L’insigne différence, la plus grande entre les deux époques, réside aussi dans la façon dont Apple digère ses échecs. Dans les années 90, la chute du Performa et le manque d’innovation avaient déjà presque scellé le tombeau de l’entreprise. Mais aujourd’hui, l’échec d’un Ping ou les débuts cahotants de Maps ne font que pousser Apple a toujours plus d’exigences : se séparer sans pitié de ce qui ne pourra pas fonctionner (Ping) et remettre sans relâche sur l’ouvrage quand la stratégie du groupe est en jeu (Maps). Il n’y a plus de panique, il n’y a plus de chute. Apple intégre ses erreurs comme elle intégre ses succès. Elle est sur ce point conforme à l’animal à sang-froid qu’était devenu Steve Jobs à son retour en 97.
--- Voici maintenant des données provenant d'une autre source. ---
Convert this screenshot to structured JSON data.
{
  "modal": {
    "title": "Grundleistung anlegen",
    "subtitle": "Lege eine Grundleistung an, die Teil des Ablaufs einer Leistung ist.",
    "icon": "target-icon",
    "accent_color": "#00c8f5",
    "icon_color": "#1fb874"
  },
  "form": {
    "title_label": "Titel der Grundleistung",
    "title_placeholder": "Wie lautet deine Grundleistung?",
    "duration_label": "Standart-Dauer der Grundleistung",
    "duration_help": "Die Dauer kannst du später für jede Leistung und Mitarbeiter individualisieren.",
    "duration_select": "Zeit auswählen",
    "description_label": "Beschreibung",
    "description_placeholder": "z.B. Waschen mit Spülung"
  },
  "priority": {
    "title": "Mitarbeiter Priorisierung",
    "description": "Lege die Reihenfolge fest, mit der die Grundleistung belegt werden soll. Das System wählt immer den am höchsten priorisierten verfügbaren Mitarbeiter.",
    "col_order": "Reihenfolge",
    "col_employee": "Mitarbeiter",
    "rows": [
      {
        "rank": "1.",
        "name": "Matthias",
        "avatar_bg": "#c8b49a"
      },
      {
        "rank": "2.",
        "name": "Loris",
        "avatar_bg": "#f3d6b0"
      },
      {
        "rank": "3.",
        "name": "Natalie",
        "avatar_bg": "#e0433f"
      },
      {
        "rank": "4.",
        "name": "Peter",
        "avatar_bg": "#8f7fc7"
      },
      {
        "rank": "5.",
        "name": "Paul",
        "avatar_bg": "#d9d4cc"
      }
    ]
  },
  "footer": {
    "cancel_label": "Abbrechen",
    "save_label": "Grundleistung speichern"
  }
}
Apple innove aujourd’hui de la même façon qu’elle avance pragmatiquement sur de nouveaux marchés : avec patience, un peu de lenteur, mais surtout constance. L’Apple de 1980 fonctionnait par coups de génies, combats d’égos et autant de pathos, ce qui a bien failli la détruire. Alors certes, tout peut toujours arriver aux entreprises les plus solides, mais comparer deux périodes de l’histoire des technologies aussi dissemblables et à l’intérieur de ces périodes une entreprise aux visages si différents, c’est prendre d’emblée le mauvais chemin pour tenter de démontrer qu’Apple court à sa perte. Le conte lui, est toujours aussi effrayant.